Pursuit of a story and intense questioning is one thing. There are White House correspondents, print and electronic journalists both, who will ask hard-hitting questions and follow-up questions that spokesman McClellan is clearly uncomfortable with. (When I pressed him once about former House Speaker Newt Gingrich’s criticism of the Administration’s policy toward Iran, a somewhat irritated McClellan replied that “I reject your characterization” of the Administration on Iran—even though I was only citing what Gingrich had criticized). But using names, invective,and sarcasm is another area—and it’s downright rude.
To be sure, Gregory appeared with Cheney associate Mary Matalin on a Sunday talk show following the exchange and expressed some regret over how he had handled himself. But it was a qualified regret; when HUMAN EVENTS questioned NBC about the incident, spokeswoman Barbara Levin told us: “His job is to ask tough questions. And his only interest is to get answers to those questions.”
That’s light years removed from the approach of John Roberts, until recently CBS-TV’s correspondent at the White House. On October 31, after Samuel Alito was named to the Supreme Court, Roberts opened the gaggle with a reference to just-withdrawn court nominee Harriet Miers that could only be called double entendre.

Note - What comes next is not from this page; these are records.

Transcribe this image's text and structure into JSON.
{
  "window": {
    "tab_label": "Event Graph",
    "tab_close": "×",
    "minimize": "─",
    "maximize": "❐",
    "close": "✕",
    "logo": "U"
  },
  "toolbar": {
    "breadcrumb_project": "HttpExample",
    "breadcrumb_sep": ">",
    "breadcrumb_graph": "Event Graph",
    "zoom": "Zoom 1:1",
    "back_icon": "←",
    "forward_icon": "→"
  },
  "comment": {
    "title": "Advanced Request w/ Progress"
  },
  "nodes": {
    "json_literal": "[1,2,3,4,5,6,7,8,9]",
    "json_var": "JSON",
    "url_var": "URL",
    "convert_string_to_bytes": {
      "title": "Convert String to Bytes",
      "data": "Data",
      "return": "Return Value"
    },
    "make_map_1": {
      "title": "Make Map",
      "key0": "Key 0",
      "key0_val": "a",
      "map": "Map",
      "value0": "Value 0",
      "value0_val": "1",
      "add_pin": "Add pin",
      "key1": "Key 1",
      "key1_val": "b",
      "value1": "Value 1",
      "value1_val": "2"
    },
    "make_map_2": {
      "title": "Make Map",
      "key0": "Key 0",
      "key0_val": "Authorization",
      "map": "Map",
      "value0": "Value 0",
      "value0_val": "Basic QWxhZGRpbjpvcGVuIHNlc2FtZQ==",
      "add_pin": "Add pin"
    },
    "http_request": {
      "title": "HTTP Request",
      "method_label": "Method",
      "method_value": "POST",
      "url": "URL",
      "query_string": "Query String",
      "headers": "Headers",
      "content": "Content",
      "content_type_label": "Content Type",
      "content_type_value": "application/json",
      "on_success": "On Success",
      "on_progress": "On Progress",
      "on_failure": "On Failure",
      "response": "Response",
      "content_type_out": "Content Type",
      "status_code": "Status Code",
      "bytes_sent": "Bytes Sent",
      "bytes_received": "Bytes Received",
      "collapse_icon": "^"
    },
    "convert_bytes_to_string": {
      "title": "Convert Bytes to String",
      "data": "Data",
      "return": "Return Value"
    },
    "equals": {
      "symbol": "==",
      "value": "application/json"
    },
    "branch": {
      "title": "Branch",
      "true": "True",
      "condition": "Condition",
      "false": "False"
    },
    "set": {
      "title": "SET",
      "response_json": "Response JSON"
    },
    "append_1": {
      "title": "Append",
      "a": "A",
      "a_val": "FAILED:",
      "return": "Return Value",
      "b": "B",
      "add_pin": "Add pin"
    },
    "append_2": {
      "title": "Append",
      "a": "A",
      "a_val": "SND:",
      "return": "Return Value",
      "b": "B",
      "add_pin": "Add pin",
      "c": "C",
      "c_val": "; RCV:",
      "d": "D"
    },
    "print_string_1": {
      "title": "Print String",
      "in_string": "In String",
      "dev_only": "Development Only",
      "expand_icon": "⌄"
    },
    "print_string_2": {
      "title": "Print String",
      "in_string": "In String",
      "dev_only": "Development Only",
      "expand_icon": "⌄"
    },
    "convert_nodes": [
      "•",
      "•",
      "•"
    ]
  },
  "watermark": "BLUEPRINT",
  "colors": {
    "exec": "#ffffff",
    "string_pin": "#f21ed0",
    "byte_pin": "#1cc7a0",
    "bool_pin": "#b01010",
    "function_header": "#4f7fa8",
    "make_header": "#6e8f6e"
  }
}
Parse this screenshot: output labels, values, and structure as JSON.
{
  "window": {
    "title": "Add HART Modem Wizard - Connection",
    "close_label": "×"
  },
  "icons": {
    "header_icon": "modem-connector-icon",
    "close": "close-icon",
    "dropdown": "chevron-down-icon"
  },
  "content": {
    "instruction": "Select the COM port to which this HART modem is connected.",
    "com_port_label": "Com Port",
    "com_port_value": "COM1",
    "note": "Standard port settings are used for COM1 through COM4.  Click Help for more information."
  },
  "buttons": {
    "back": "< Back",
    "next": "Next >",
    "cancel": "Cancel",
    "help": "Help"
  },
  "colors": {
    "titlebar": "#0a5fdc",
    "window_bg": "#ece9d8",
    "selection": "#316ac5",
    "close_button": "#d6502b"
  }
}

Although the gaggles are informal and their transcripts usually held tight to the White House vest, Matt Drudge had Roberts’ words online by mid-morning and the criticism hit the CBS reporter like shrapnel. That afternoon, Roberts prefaced his question to McClellan with “on the subject speaking of rude, my apologies for my unfortunate choice of words this morning to you.” McClellan smiled and told Roberts he had a “mulligan” (golfing term for a fresh swing). Case closed.
John Roberts’ dealings with controversial behavior as a White House correspondent is moving to any of us who have regretted saying something we should not have. And it’s classy.